Inhibition of ribosomal peptidyltransferase by chloramphenicol. Kinetic studies.

The mechanism of action of chloramphenicol in inhibiting peptide bond formation has been examined with the aim of discovering whether chloramphenicol brings about conformational changes in the peptidyltransferase domain, its target locus on the ribosome. These conformational changes have been sought as changes in the catalytic rate constant of peptidyltransferase. A detailed kinetic analysis of the inhibition of the puromycin reaction in a system derived from Escherichia coli [Kalpaxis et al. (1986) Eur. J. Biochem. 154, 267-271] has been carried out. There is an initial phase of competitive inhibition (Ki = 0.7 microM) in which the double-reciprocal plots are linear. This phase is observed at concentrations of chloramphenicol up to about 3.0 microM (4.3 Ki). By increasing the concentration of the inhibitor the kinetics change and the inhibition becomes no longer of the competitive type. These results are obtained when the inhibitor is added simultaneously with the substrate (puromycin).
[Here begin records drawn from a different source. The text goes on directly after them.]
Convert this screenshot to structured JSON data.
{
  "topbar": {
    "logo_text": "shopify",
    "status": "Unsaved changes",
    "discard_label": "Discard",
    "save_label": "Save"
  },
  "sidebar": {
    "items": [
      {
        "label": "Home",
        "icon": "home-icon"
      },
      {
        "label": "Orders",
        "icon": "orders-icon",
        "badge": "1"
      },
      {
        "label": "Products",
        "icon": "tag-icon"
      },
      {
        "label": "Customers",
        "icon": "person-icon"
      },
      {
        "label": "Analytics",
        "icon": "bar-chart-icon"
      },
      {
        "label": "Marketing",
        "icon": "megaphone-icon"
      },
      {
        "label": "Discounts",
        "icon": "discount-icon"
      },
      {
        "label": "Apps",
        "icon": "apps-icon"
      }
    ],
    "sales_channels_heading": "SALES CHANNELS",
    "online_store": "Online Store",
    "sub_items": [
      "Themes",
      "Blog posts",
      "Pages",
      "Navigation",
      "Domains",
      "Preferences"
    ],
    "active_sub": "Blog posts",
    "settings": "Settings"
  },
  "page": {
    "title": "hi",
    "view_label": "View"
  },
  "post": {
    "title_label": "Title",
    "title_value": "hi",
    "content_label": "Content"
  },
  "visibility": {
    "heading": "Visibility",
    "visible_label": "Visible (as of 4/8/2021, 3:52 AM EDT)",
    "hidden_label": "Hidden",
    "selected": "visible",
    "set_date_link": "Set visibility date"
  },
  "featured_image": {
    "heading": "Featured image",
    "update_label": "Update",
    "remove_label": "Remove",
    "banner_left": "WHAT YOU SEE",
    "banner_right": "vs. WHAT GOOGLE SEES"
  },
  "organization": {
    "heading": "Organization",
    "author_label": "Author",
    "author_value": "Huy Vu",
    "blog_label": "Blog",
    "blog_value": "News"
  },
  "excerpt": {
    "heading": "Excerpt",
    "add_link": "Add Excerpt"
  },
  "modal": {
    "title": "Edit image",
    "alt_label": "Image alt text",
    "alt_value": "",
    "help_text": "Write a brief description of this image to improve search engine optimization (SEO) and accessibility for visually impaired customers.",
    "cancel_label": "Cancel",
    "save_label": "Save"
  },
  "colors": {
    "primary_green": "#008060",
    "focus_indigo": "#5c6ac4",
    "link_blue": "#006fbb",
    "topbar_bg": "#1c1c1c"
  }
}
Preincubation with the inhibitor before the addition of puromycin gives hyperbolic double-reciprocal plots at inhibitor concentrations around the Ki. After preincubation with the inhibitor at concentrations above the Ki (3-100 Ki) the double-reciprocal plots are linear again and indicate complete, mixed non-competitive inhibition. Analogous behaviour is observed with thiamphenicol (Ki = 0.45 microM) and tevenel (Ki = 1.7 microM). It is proposed that initially chloramphenicol and its two analogs interact with puromycin at a ribosomal locus (peptidyltransferase domain) in a mutually exclusive binding mode (competitive kinetics). Soon after this initial interaction, the antibiotic induces conformational changes to the peptidyltransferase domain so that puromycin is accepted and peptide bonds are still formed but with a lower catalytic rate constant. At this latter state, the ribosome can accept both the inhibitor and the substrate (puromycin) but then, if the concentration of the inhibitor is sufficiently high, peptide bonds are not formed (complete, linear mixed non-competitive inhibition).